Business development companies generate income by lending to, and investing in, privately-held or thinly traded public companies that tend to be below investment-grade or not rated. BIZD seeks to replicate, before fees and expenses, the Market Vectors US Business Development Companies Index (MVBIZDTG), a rules-based index intended to track the overall performance of publicly traded business development companies.
To qualify for the index, a BDC must have a market capitalization in excess of $150 million, a three-month average daily trading volume of more than $1million if listed, and a minimum trading volume of 250,000 shares each month in the previous six months.
BDCs are known for high dividend payouts and offer investors a chance to gain exposure in senior secured debt, mezzanine debt, private equity and other exotic layers of capital structure traditionally available to institutional investors.
The index currently has 25 constituents with Ares Capital (15.98 percent), American Capital Ltd (14.81 percent), Prospect Capital Corp (7.48 percent), Apollo Investment Corp (6.11 percent) and Triangle Capital Corp (4.85percent) receiving the highest allocation. The top ten holdings account for 72.10 percent of total asset allocation.

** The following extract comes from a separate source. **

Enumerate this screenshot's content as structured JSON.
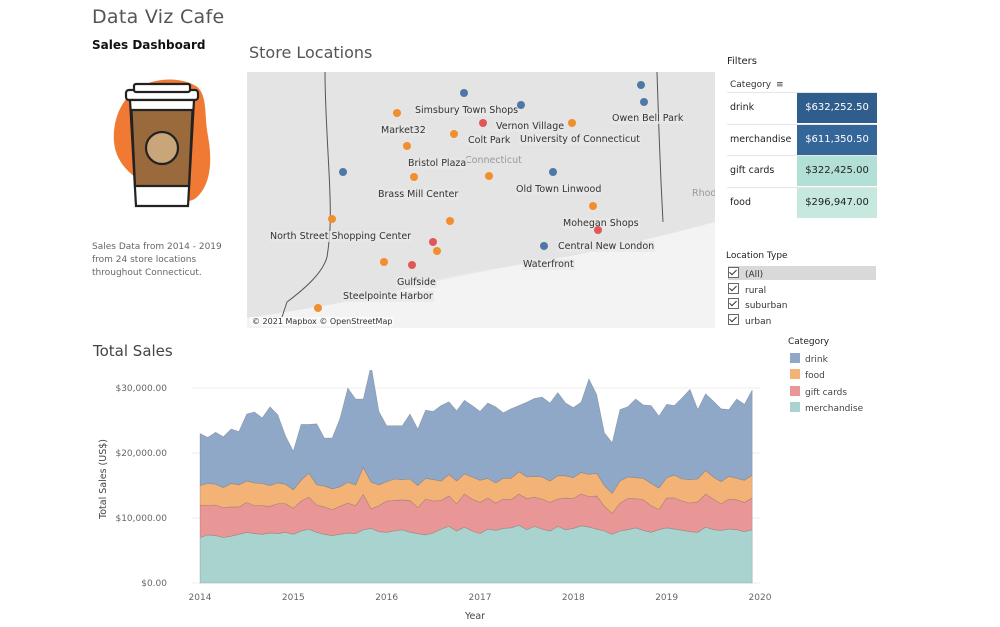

Since little information is available (analysts of leading financial institutions tend to ignore them, hence they mostly remain under the radar) for private and thinly traded companies, there is a possibility that you may not be able to make fully informed investment decisions, thus missing out on opportunities.
However, you should bear in mind that investing in smaller and less-mature private companies involves greater risk than well-established and larger publicly-traded companies, making them potentially more susceptible to issues arising of defaults and bankruptcies. Additionally, limitations on asset mix and leverage may make it difficult for BDCs to raise capital. BDCs also tend to be adversely affected by market volatility than more diversified investments.
BIZD has a direct expense ratio of 0.40 percent. However, SEC rules requires fund of funds like BIZD to report a total expense ratios that constitutes expenses that a fund pays out directly out of its assets (“direct expenses”) as well as the expense ratios of the underlying funds in which it invests (acquired fund fees or indirect expenses).
BIZD has acquired fund fees and expenses of 7.16 percent with the net expense ratio totaling to 7.56 percent (7.10 percent plus 0.40 percent). You should note that acquired fund fees and expenses (7.16 percent in this case) are reflected in the prices of the acquired BDC shares and thus included in the total returns of the fund.
I wanted you to know that these types of ETFs exist. Personally, I do not favor this set up due to lack of transparency and high risk. However, if risk is your middle name, then you should research BIZD further.